Le club Africagora organise samedi 1er juin au Sénat, à Paris, un colloque sur » Les Noirs de France dans l’action politique » dans le cadre des élections législatives 2002. Une cinquantaine d’élus et de responsables politiques noirs sont attendus pour cette journée de débat. Interview de Dogad Dogoui, président d’Africagora.
Le Sénat accueille samedi 1er juin à Paris le club Africagora pour son colloque sur » Les Noirs de France dans l’action politique « . A l’heure des élections législatives, une cinquantaine d’élus et de responsables politiques noirs sont invités aux débats. S’il existe plusieurs communautés noires dans l’hexagone, Dogad Dogoui, président d’Africagora, estime qu’il est du devoir de chacun d’oeuvrer pour la cause. Très critique quant à une éventuelle parité ethnique, il juge que l’institutionnalisation de la mixité serait un échec de l’intégration en France.
Afrik : Avec la diversité des Noirs en France, peut-on parler d’une véritable communauté ?
Dogad Dogoui : Nous préférons parler de communautés noires, au pluriel. Il existe des similarités d’organisation, de valeurs et de lien social dans toutes les cultures d’origine africaine. Les Africains de la Caraïbe, eux aussi, ont conservé des éléments de la culture africaine de leurs ancêtres. En France, tous les Noirs ont en commun la culture africaine.
Afrik : Ce qui lie les communautés noires ne serait-il pas uniquement le rejet de leurs membres par la simple couleur de leur peau ? La communauté noire dans son ensemble n’est-elle pas une communauté de circonstance?
Dogad Dogoui : Il est vrai que les combats pour la reconnaissance de nos cultures, de nos identités et de nos spécificités au sein de la république permettent de se retrouver dans un même bateau. Non, les communautés noires ne sont pas des communautés de circonstances. Même si chaque composante de ces communautés a son approche de la place des Noirs dans la société.
Afrik : Que signifie militer pour la cause noire ?
Dogad Dogoui : Africagora s’est engagé à oeuvrer auprès des décideurs politiques, économiques et des centres d’influence de notre pays pour promouvoir les compétences originaires d’Afrique noire, de la Caraïbe et de l’Océan Indien. Notre objectif est de faire avancer la mixité de la nation et de la république française : permettre à tous les Noirs qui en ont la capacité et les compétences d’assumer leur place entière dans les rouages de l’Etat.
Afrik : Dans quelle mesure un Noir peut-il défendre la cause des Noirs dans un parti politique ?

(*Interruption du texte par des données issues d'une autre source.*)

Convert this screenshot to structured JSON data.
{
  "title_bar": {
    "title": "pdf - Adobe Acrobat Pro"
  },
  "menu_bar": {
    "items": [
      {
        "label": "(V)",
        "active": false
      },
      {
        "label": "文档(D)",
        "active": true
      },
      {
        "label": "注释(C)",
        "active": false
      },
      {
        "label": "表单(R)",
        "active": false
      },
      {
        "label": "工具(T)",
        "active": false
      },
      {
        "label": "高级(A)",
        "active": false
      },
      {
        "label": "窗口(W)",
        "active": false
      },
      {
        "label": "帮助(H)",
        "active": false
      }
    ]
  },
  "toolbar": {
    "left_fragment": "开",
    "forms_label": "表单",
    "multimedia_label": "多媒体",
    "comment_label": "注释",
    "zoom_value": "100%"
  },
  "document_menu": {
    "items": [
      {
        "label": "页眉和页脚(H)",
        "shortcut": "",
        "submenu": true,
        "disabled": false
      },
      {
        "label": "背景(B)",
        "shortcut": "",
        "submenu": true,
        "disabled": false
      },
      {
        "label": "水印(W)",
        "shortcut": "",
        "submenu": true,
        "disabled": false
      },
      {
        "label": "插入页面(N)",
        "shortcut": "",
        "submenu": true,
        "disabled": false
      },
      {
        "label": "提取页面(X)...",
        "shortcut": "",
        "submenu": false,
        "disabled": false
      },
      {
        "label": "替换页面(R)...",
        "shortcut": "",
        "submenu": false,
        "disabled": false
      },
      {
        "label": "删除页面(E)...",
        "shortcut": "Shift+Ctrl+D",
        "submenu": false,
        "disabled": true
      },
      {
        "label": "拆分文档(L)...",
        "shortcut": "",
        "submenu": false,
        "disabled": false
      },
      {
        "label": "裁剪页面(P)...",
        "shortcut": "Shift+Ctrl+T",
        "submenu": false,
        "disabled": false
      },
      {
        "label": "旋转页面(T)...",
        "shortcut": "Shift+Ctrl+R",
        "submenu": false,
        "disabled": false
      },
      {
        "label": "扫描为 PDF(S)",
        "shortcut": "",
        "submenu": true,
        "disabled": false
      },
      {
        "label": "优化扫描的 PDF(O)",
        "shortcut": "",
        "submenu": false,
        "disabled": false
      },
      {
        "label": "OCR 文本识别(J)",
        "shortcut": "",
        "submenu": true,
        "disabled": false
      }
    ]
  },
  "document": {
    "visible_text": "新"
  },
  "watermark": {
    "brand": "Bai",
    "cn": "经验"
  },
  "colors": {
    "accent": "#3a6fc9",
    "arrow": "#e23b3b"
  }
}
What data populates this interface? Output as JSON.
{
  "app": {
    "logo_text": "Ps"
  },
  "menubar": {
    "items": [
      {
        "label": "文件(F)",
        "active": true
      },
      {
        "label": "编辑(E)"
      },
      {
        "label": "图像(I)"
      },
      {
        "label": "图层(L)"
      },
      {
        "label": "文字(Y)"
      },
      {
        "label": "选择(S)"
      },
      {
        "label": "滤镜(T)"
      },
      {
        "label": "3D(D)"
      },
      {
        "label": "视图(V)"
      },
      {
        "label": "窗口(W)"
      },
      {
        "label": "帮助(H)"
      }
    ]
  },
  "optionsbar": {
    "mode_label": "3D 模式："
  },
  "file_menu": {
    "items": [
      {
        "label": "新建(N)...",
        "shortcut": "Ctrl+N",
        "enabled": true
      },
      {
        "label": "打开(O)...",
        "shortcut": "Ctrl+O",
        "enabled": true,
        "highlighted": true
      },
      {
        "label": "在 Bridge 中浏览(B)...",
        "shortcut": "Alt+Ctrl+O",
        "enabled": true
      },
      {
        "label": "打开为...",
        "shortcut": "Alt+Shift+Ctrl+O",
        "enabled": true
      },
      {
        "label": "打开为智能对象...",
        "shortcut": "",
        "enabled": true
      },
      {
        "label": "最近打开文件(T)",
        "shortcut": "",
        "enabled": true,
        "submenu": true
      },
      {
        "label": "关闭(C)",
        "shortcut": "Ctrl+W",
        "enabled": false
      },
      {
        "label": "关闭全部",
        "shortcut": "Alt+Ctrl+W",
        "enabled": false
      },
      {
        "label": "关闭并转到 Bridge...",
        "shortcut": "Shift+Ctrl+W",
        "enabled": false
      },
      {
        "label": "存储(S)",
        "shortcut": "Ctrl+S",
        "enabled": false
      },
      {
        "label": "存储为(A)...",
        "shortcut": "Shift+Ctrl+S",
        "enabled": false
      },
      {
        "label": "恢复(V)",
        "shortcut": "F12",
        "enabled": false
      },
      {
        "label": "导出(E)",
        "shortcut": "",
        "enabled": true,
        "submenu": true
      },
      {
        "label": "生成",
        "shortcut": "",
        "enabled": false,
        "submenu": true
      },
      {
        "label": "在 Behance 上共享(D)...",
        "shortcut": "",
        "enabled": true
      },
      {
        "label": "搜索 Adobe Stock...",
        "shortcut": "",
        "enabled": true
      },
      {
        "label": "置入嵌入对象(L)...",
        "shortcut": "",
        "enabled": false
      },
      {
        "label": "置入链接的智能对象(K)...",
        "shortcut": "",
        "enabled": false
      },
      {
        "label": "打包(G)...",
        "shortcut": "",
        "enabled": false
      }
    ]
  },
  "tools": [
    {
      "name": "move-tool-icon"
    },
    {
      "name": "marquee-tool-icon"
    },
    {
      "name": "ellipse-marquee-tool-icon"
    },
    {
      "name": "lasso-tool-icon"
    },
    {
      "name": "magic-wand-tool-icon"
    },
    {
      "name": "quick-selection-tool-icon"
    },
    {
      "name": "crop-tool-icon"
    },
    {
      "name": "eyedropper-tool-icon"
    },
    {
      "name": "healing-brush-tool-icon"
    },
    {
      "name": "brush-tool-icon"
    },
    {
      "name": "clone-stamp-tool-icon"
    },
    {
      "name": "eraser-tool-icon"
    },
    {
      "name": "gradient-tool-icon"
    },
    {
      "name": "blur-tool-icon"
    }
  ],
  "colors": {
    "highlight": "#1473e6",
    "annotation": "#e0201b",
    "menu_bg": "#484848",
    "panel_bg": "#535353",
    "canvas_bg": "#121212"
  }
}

Dogad Dogoui : S’il n’oublie pas qu’il est représentant des communautés noires, composantes des minorités visibles dans ce pays, un militant ou un responsable noir dans un parti politique peut « négocier » une meilleure place pour ses semblables au sein de sa formation et s’investir dans les commissions de travail et les prises de positions de son parti, en faveur de l’ascension sociale des Noirs de France.
Afrik : Que pensez-vous des Noirs présents dans les partis d’extrême droite?
Dogad Dogoui : Comme tous les citoyens, ils ont la liberté de penser et de s’engager dans un débat démocratique. Cependant, les valeurs de la république ne nous semblent pas être véhiculées par les partis d’extrême droite. Les Noirs qui militent à l’extrême droite se mettent hors du jeu de notre cause et de notre combat pour une reconnaissance de nos communautés.
Afrik : Pensez-vous qu’une personne de couleur occupant de hautes fonctions se doit forcément d’aider la communauté?
Dogad Dogoui : De quelle couleur parlez-vous ? blanche, noire, jaune ? Si vous faites allusion aux non-Blancs ou aux minorités visibles, je pense que nos élites doivent s’engager et aider les communautés dont elles sont issues. Exactement comme le font les élites issues de toutes les communautés en France : Bretons, Aveyronnais, Corses, Berrichons, Musulmans, Juifs, Asiatiques, Arabes, Enarques, Normaliens, …
Afrik : Que pensez-vous de la parité ethnique?
Dogad Dogoui : Comme la parité sexuelle, son avènement au sein de la république française traduirait l’échec de l’intégration en France. Mieux, la parité ethnique officialiserait le manque d’une véritable politique d’intégration adaptée aux derniers flux des migrations : communautés noires d’Afrique et d’outremer, Maghrébins, Asiatiques. Cependant, par leur blocage de l’ascension sociale, de l’intégration économique, politique et culturelle des minorités visibles, et par leur refus obstiné de faire place à toutes les diversité et mixités (femmes, jeunes, non-Blancs, société civiles) via des actes concrets, les partis politiques et les élus de la Nation porteraient une lourde responsabilité à l’émergence de partis politiques communautaires. Il y a urgence à devancer l’inéluctable mixité de la nation et à l’appliquer dans l’Etat.